The results show that FSNet achieves significant improvement in detecting "small and medium" text. This improvement is mainly attributed to the exchange mechanism between high- and low-resolution features in the FSNet architecture, which reduces the noise interference in high-resolution features, allowing the model to better capture the contours and shape features of small text.
In addition, to validate FSNet's robustness against noise, the authors add specific ratios of impulse noise to the test data and compare the detection performance of FSNet and ResNet50 under noise-free, 5% noise, and 10% noise conditions.
Although noise degrades the performance of all models, FSNet still demonstrates better robustness. In the noise-free case, FSNet's F1-score is 2.1% higher than ResNet50, and under 5% and 10% noise, the improvement reaches 4.5% and 6.0%, respectively.
Finally, for generalization improvement, the authors replace the backbone network in existing text detection methods with FSNet, including DB, PAN, and FAST architectures, with results shown in the table below:
After replacing the original backbone networks of these methods with FSNet, both DB and PAN's F1-scores increased by about 1.5%, and FAST's increased by about 1.8%. This result shows that FSNet not only improves recognition ability independently but also effectively enhances the detection performance of various existing methods when used as a backbone network.
If you're interested in the other network architectures mentioned above, you can refer to our previous articles:
Ablation Study
Next, the authors validate the effectiveness of each design. Here, we see the results of an ablation study using the Total-Text dataset, with ResNet50 as the baseline model for comparison.
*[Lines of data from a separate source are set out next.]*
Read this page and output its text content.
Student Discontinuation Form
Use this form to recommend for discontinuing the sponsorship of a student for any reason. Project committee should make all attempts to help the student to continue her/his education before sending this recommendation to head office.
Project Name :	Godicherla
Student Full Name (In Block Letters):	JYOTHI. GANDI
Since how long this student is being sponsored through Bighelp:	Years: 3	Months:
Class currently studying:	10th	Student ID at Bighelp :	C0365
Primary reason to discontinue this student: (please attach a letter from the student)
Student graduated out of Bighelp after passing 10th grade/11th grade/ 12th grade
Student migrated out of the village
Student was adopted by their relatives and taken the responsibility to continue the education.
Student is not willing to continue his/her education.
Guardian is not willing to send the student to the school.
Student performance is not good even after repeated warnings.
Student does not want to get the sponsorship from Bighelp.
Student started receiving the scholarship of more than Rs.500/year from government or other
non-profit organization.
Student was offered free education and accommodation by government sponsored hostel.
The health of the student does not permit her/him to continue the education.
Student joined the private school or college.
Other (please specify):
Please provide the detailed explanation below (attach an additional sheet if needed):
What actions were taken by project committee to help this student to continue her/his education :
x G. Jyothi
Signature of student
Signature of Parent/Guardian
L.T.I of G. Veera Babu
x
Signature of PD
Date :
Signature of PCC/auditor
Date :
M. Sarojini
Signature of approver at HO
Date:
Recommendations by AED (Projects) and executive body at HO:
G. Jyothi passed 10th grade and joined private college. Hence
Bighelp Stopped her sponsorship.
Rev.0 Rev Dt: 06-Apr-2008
The results show that FSNet achieves a 2.1% improvement in F1-score. Furthermore, after introducing the central line features in CTBlock, there is an additional improvement of 0.5%.
Comparison with Other Methods
The table above shows the comparison results for multi-directional text detection on the MSRA-TD500 dataset. It can be seen that MixNet achieves an F1-score of 89.4%, which is 2.1% higher than other methods, confirming its superior performance in multi-language and multi-directional text detection scenarios.
Next, we look at the comparison for arbitrary-shaped text detection on the Total-Text dataset, as shown in the table above.
MixNet achieves an F1-score of 90.5% on Total-Text, 1.5% higher than TextFuseNet.
Visualization Results
Conclusion
The MixNet architecture proposed in this paper, with FSNet and the CTBlock modules as the core, successfully solves the issue of high-resolution features being easily affected by noise during the traditional multi-scale feature fusion process. It also significantly improves the detection accuracy for small, curved, and low-quality text.
The experimental results also confirm that FSNet can be easily integrated into different architectures and effectively improve their overall detection performance.
The implementation of this paper is not particularly difficult, but after adding FSNet, the inference speed slows down by about 30%. When applying it, we still need to consider the balance between speed and accuracy.